Glow

Glow is an open source project created in collaboration between Databricks and the Regeneron Genetics Center. For information on features in Glow, see the Glow documentation.

Install Glow on a Databricks cluster via Docker with Databricks Container Services.

You can find containers on the ProjectGlow Dockerhub page. These setup environments with Glow and other libraries that were in Databricks Runtime for Genomics (deprecated). Use projectglow/databricks-glow:<databricks_runtime_version>, replacing the tag with an available Databricks Runtime version.
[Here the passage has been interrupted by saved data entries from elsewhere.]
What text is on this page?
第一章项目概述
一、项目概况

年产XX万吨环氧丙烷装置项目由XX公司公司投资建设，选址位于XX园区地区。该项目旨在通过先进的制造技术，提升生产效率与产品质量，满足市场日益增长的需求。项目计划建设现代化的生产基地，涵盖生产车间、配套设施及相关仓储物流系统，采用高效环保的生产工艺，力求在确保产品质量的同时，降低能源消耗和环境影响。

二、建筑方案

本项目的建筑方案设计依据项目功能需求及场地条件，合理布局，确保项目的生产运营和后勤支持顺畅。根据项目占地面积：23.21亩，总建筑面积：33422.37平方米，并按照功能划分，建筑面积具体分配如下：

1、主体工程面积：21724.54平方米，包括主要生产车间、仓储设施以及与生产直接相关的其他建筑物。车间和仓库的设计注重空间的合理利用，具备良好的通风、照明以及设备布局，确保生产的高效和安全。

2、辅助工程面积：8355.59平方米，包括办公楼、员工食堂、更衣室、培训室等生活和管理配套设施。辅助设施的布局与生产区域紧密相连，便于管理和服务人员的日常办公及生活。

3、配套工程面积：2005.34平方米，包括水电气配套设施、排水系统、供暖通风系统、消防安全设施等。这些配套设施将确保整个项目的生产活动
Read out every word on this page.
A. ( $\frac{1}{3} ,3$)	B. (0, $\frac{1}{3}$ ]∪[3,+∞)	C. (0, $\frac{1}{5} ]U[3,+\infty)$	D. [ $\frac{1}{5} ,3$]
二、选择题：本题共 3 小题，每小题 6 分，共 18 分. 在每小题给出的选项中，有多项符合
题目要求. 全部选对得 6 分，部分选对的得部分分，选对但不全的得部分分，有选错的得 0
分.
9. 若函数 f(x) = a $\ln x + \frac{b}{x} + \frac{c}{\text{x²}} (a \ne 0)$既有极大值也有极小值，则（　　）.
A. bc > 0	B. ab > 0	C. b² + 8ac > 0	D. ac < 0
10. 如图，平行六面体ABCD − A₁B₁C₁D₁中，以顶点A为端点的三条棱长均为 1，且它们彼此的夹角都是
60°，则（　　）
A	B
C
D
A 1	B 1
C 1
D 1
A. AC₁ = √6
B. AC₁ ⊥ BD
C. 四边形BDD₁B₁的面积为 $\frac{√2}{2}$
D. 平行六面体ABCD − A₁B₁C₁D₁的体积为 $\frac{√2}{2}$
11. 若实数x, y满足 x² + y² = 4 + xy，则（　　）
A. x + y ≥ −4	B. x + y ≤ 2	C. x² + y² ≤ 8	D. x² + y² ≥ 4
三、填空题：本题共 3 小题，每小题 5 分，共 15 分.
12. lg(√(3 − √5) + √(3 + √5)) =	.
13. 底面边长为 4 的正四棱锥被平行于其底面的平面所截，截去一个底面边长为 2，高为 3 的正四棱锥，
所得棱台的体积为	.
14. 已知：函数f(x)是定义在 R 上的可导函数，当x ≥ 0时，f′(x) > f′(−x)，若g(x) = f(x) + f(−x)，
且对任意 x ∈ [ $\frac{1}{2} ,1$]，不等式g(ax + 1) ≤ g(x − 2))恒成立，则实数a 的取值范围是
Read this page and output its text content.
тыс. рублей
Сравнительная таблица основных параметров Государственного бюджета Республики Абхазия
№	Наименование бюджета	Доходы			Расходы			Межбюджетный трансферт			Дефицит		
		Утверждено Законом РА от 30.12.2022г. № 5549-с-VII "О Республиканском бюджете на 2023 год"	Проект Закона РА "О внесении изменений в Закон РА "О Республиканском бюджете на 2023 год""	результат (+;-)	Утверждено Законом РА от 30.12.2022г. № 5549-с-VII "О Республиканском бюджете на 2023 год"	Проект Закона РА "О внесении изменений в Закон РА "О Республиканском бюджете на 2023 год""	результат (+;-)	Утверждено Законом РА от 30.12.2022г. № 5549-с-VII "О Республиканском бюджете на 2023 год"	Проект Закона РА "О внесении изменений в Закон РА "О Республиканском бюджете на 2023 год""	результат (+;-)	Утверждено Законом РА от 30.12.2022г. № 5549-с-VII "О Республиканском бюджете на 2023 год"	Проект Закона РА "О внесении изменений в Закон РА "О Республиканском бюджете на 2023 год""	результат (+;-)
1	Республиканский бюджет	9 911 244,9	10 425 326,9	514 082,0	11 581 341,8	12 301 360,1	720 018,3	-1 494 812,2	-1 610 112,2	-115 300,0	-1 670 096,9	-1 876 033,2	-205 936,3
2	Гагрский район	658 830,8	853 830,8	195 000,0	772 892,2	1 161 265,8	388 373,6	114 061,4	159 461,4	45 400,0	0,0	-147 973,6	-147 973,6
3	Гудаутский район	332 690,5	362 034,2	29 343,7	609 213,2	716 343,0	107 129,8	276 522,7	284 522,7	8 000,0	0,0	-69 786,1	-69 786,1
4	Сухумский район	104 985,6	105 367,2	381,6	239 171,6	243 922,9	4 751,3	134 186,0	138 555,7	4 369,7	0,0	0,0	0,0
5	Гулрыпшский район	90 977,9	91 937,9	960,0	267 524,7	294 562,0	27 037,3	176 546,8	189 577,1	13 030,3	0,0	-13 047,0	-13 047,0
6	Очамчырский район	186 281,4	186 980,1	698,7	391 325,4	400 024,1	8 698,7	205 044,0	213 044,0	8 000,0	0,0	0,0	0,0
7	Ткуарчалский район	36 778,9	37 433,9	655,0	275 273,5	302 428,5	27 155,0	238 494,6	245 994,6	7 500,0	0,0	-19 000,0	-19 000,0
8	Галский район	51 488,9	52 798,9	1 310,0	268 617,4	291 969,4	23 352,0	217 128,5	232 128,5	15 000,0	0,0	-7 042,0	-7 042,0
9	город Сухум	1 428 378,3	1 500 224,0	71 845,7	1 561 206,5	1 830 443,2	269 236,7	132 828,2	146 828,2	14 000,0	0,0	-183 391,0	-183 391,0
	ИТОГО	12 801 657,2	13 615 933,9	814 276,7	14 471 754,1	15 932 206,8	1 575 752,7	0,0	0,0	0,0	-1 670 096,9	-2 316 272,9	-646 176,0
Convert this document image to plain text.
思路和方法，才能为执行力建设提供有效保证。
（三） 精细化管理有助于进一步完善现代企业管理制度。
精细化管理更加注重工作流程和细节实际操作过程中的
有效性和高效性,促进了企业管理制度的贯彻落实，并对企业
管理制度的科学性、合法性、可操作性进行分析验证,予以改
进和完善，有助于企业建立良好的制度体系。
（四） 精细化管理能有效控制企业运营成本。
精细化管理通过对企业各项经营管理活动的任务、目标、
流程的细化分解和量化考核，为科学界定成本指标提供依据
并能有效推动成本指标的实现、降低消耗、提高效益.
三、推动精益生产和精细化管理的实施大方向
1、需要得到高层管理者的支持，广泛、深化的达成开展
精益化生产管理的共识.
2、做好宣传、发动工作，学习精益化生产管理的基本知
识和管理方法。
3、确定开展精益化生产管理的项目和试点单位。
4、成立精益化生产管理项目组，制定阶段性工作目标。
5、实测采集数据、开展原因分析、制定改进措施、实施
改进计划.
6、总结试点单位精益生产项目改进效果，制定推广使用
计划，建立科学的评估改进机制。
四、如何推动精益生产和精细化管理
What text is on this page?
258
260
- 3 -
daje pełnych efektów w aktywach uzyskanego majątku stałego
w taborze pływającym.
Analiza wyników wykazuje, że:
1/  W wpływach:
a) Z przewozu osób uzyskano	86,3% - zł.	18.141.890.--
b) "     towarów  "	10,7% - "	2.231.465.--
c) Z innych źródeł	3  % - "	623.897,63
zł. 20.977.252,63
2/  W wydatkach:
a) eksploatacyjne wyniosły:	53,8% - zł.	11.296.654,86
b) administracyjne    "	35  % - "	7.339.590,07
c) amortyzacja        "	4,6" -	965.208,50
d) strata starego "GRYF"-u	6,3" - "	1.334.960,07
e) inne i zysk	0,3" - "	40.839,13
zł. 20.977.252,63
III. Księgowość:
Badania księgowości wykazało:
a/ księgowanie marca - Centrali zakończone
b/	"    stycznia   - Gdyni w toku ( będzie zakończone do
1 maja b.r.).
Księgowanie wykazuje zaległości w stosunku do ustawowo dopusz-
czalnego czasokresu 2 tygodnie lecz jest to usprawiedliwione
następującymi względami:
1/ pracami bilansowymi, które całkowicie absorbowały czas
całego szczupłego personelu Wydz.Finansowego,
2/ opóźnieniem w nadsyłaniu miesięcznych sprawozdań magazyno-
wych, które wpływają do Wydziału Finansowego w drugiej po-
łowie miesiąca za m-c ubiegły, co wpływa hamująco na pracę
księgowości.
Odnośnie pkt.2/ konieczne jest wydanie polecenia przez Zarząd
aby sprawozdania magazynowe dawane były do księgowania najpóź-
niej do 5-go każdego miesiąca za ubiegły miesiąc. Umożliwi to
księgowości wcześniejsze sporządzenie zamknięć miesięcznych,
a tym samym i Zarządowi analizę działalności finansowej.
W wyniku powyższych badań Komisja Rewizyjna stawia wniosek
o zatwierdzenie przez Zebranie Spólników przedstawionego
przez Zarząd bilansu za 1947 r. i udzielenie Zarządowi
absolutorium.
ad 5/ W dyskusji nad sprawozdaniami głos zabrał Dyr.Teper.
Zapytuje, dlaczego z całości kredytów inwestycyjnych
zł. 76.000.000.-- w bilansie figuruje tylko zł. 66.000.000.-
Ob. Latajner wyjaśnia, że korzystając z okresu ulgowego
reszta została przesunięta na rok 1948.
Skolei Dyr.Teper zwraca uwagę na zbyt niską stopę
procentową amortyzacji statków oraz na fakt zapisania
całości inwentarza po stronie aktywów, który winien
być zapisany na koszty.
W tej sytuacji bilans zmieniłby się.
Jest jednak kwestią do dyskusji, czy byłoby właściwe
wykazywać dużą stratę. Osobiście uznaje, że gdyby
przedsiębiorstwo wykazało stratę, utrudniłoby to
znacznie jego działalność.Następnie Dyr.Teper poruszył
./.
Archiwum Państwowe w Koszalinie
Or install both of these cluster libraries:

  • Maven: io.projectglow:glow-spark3_2.12:<version>
  • PyPI: glow.py==<version>

Important

  • Please install the latest version of Glow on Databricks Runtime, not Databricks Runtime for Genomics (deprecated), which has Glow v0.6 installed by default.
  • Please install the Glow PyPi package as a cluster library, not as a notebook-scoped library using the %pip magic command.

Tip

  • Use compute optimized virtual machines to read variant data from cloud object stores.
  • Use delta cache accelerated virtual machines to query variant data.
  • Use memory optimized virtual machines for genetic association studies.
    • Clusters with small machines have a better price-performance ratio relative to large machines.
  • The Glow Pipe Transformer supports parallelization of deep learning tools that run on GPUs.